Eu acho esse tipo de ideia um derrotismo desnecessário. Da mesma forma, poderíamos dizer que não evoluímos para entender quase nada que a ciência descobriu. A evolução não nos equipou de meios de voar para o espaço e ver que a Terra é redonda, mas a ciência nos deu o conhecimento para alcançar isso. A evolução não nos equipou para viajar à velocidade perto da luz e entender diretamente que o tempo é relativo, para ver átomos a olho nu, não nos equipou com vidas de bilhões de anos para experimentar a expansão do cosmos desde o Big Bang. Mas nós entendemos isso tudo agora, porque a evolução nos equipou com inteligência. E com ela podemos agora entender a própria evolução natural e até mesmo começar a domá-la com a engenharia genética. Claro que "o universo não tem obrigação" de nada. Mas dado que nós entendemos todas essas coisas, o argumento de que não somos capazes de entender algum fenômeno só por que a evolução não nos equipou com alguma faculdade especial de visualização desse fenômeno não tem muita força pra mim.
Isso, enfim, leva ao que me parece ser um ponto central da discussão: a importância do observador. A mecânica quântica dita que a realidade depende essencialmente do observador, sem o qual ela permanece probabilística. É a presença do observador que converte o quântico em clássico.
Essa afirmação é em si baseada em uma determinada interpretação. Em diversas interpretações, como a de Everett, ou a Bohmiana, o "observador" em si não tem um papel especial, e nem existe uma conversão do quântico pro clássico, estritamente falando —a função de onda nunca "colapsa" nessas interpretações. O que acontece é que elas precisam explicar porque o mundo parece clássico, enquanto na realidade seria sempre quântico.
Mas o que se pode qualificar como "observador"? Físicos mais conservadores costumam pensar que talvez qualquer interação entre partículas capaz de perturbar um emaranhamento possa se qualificar como "observador". Outros ousam sugerir que uma mente consciente, realizando experimentos e interagindo com seus arredores, é necessária como observador. A velha discussão Einstein-Bohr... Qual é sua visão sobre essa questão?
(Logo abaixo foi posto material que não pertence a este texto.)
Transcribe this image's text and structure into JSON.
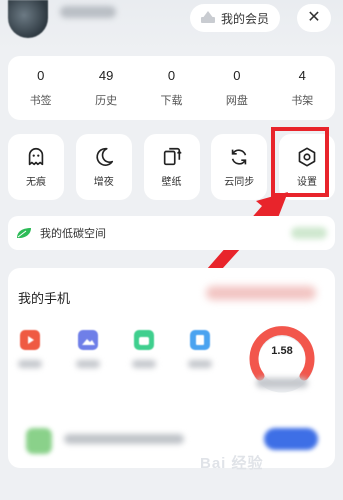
{
  "header": {
    "member_label": "我的会员",
    "close_label": "✕"
  },
  "stats": [
    {
      "value": "0",
      "label": "书签"
    },
    {
      "value": "49",
      "label": "历史"
    },
    {
      "value": "0",
      "label": "下载"
    },
    {
      "value": "0",
      "label": "网盘"
    },
    {
      "value": "4",
      "label": "书架"
    }
  ],
  "tools": [
    {
      "label": "无痕",
      "icon": "ghost-icon"
    },
    {
      "label": "增夜",
      "icon": "moon-icon"
    },
    {
      "label": "壁纸",
      "icon": "wallpaper-icon"
    },
    {
      "label": "云同步",
      "icon": "sync-icon"
    },
    {
      "label": "设置",
      "icon": "settings-icon"
    }
  ],
  "space": {
    "label": "我的低碳空间",
    "icon": "leaf-icon"
  },
  "phone": {
    "title": "我的手机",
    "gauge_value": "1.58",
    "gauge_color": "#f2564c"
  },
  "watermark": "Bai 经验",
  "colors": {
    "highlight": "#e8242b",
    "arrow": "#e8242b",
    "accent_blue": "#3e6fe6",
    "leaf_green": "#2dbb57"
  }
}
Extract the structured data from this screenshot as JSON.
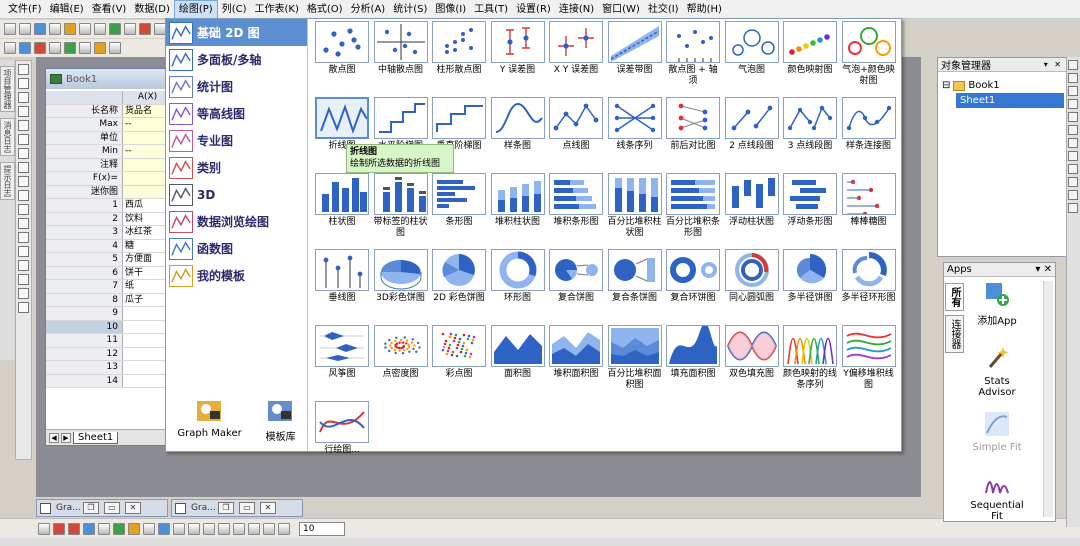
{
  "menubar": {
    "items": [
      "文件(F)",
      "编辑(E)",
      "查看(V)",
      "数据(D)",
      "绘图(P)",
      "列(C)",
      "工作表(K)",
      "格式(O)",
      "分析(A)",
      "统计(S)",
      "图像(I)",
      "工具(T)",
      "设置(R)",
      "连接(N)",
      "窗口(W)",
      "社交(I)",
      "帮助(H)"
    ],
    "active_index": 4
  },
  "book": {
    "title": "Book1",
    "col_header": "A(X)",
    "meta_rows": [
      {
        "label": "长名称",
        "value": "货品名"
      },
      {
        "label": "Max",
        "value": "--"
      },
      {
        "label": "单位",
        "value": ""
      },
      {
        "label": "Min",
        "value": "--"
      },
      {
        "label": "注释",
        "value": ""
      },
      {
        "label": "F(x)=",
        "value": ""
      },
      {
        "label": "迷你图",
        "value": ""
      }
    ],
    "rows": [
      {
        "n": "1",
        "v": "西瓜"
      },
      {
        "n": "2",
        "v": "饮料"
      },
      {
        "n": "3",
        "v": "冰红茶"
      },
      {
        "n": "4",
        "v": "糖"
      },
      {
        "n": "5",
        "v": "方便面"
      },
      {
        "n": "6",
        "v": "饼干"
      },
      {
        "n": "7",
        "v": "纸"
      },
      {
        "n": "8",
        "v": "瓜子"
      },
      {
        "n": "9",
        "v": ""
      },
      {
        "n": "10",
        "v": ""
      },
      {
        "n": "11",
        "v": ""
      },
      {
        "n": "12",
        "v": ""
      },
      {
        "n": "13",
        "v": ""
      },
      {
        "n": "14",
        "v": ""
      }
    ],
    "sheet_tab": "Sheet1"
  },
  "categories": [
    {
      "label": "基础 2D 图",
      "icon": "line-chart-icon"
    },
    {
      "label": "多面板/多轴",
      "icon": "multi-panel-icon"
    },
    {
      "label": "统计图",
      "icon": "histogram-icon"
    },
    {
      "label": "等高线图",
      "icon": "contour-icon"
    },
    {
      "label": "专业图",
      "icon": "polar-icon"
    },
    {
      "label": "类别",
      "icon": "category-icon"
    },
    {
      "label": "3D",
      "icon": "3d-cube-icon"
    },
    {
      "label": "数据浏览绘图",
      "icon": "data-explore-icon"
    },
    {
      "label": "函数图",
      "icon": "function-icon"
    },
    {
      "label": "我的模板",
      "icon": "template-icon"
    }
  ],
  "category_bottom": {
    "graph_maker": "Graph Maker",
    "template_lib": "模板库"
  },
  "gallery": [
    {
      "label": "散点图",
      "type": "scatter"
    },
    {
      "label": "中轴散点图",
      "type": "scatter-axis"
    },
    {
      "label": "柱形散点图",
      "type": "column-scatter"
    },
    {
      "label": "Y 误差图",
      "type": "y-error"
    },
    {
      "label": "X Y 误差图",
      "type": "xy-error"
    },
    {
      "label": "误差带图",
      "type": "error-band"
    },
    {
      "label": "散点图 + 轴须",
      "type": "rug"
    },
    {
      "label": "气泡图",
      "type": "bubble"
    },
    {
      "label": "颜色映射图",
      "type": "color-map"
    },
    {
      "label": "气泡+颜色映射图",
      "type": "bubble-color"
    },
    {
      "label": "折线图",
      "type": "line"
    },
    {
      "label": "水平阶梯图",
      "type": "step-h"
    },
    {
      "label": "垂直阶梯图",
      "type": "step-v"
    },
    {
      "label": "样条图",
      "type": "spline"
    },
    {
      "label": "点线图",
      "type": "line-symbol"
    },
    {
      "label": "线条序列",
      "type": "line-series"
    },
    {
      "label": "前后对比图",
      "type": "before-after"
    },
    {
      "label": "2 点线段图",
      "type": "two-point"
    },
    {
      "label": "3 点线段图",
      "type": "three-point"
    },
    {
      "label": "样条连接图",
      "type": "spline-connect"
    },
    {
      "label": "柱状图",
      "type": "bar"
    },
    {
      "label": "带标签的柱状图",
      "type": "bar-label"
    },
    {
      "label": "条形图",
      "type": "hbar"
    },
    {
      "label": "堆积柱状图",
      "type": "stack-bar"
    },
    {
      "label": "堆积条形图",
      "type": "stack-hbar"
    },
    {
      "label": "百分比堆积柱状图",
      "type": "pct-bar"
    },
    {
      "label": "百分比堆积条形图",
      "type": "pct-hbar"
    },
    {
      "label": "浮动柱状图",
      "type": "float-bar"
    },
    {
      "label": "浮动条形图",
      "type": "float-hbar"
    },
    {
      "label": "棒棒糖图",
      "type": "lollipop"
    },
    {
      "label": "垂线图",
      "type": "drop-line"
    },
    {
      "label": "3D彩色饼图",
      "type": "pie3d"
    },
    {
      "label": "2D 彩色饼图",
      "type": "pie2d"
    },
    {
      "label": "环形图",
      "type": "donut"
    },
    {
      "label": "复合饼图",
      "type": "pie-of-pie"
    },
    {
      "label": "复合条饼图",
      "type": "bar-of-pie"
    },
    {
      "label": "复合环饼图",
      "type": "donut-of-pie"
    },
    {
      "label": "同心圆弧图",
      "type": "concentric"
    },
    {
      "label": "多半径饼图",
      "type": "multi-radius"
    },
    {
      "label": "多半径环形图",
      "type": "multi-radius-donut"
    },
    {
      "label": "风筝图",
      "type": "kite"
    },
    {
      "label": "点密度图",
      "type": "density-dots"
    },
    {
      "label": "彩点图",
      "type": "color-dots"
    },
    {
      "label": "面积图",
      "type": "area"
    },
    {
      "label": "堆积面积图",
      "type": "stack-area"
    },
    {
      "label": "百分比堆积面积图",
      "type": "pct-area"
    },
    {
      "label": "填充面积图",
      "type": "fill-area"
    },
    {
      "label": "双色填充图",
      "type": "two-color"
    },
    {
      "label": "颜色映射的线条序列",
      "type": "color-lines"
    },
    {
      "label": "Y偏移堆积线图",
      "type": "y-offset"
    },
    {
      "label": "行绘图...",
      "type": "plot-by-row"
    }
  ],
  "highlight_index": 10,
  "tooltip": {
    "title": "折线图",
    "desc": "绘制所选数据的折线图"
  },
  "mdi_tabs": [
    "Gra...",
    "Gra..."
  ],
  "font_size": "10",
  "object_manager": {
    "title": "对象管理器",
    "book": "Book1",
    "sheet": "Sheet1"
  },
  "apps": {
    "title": "Apps",
    "tabs": [
      "所有",
      "连接器"
    ],
    "items": [
      "添加App",
      "Stats Advisor",
      "Simple Fit",
      "Sequential Fit"
    ]
  }
}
A minha visão é a de tentar trazer dados experimentais para esta questão. Não existe um consenso nem mesmo sobre se existe de fato um colapso da função de onda, ou apenas um colapso aparente, e se existe, não há nenhum consenso sobre o que seriam as caraterísticas necessárias para um observador causar esse colapso. O nosso projeto experimental é de tentar realizar experimentos com sistemas cada vez mais complexos, com cada vez mais características de um "observador". Se em algum momento a existência de um observador causa um colapso objetivo, determinando o fim do limite de aplicabilidade da mecânica quântica, nós queremos descobrir isso experimentalmente.
Para terminar, um pensamento daqueles que tiram o sono... E se o Universo todo for composto por uma enorme teia de emaranhamentos quânticos que, por meio da nossa intervenção como observadores, sofrem o colapso de sua função de onda e ganham um aspecto "realista", com passado e futuro estabelecidos instantaneamente, sem qualquer respeito à localidade (ela mesmo fruto desse colapso), convertendo-se em uma realidade superdeterminista conforme é observado, e não antes ou depois? E se houver um Universo desses para cada observador?
Eu não sei se entendi exatamente a teoria metafísica que você está propondo aqui, mas me parece que você está ao mesmo tempo considerando a possibilidade de colapso da função de onda, não localidade, superdeterminismo, e violação de absolutismo de eventos observáveis. Se cada uma dessas possibilidades é uma pílula difícil de engolir, a possibilidade que você está descrevendo parece ser tomar não apenas ou a pílula azul ou a vermelha —na metáfora de Matrix— mas ao mesmo tempo a azul, a vermelha, e por boa medida também uma roxa e outra verde!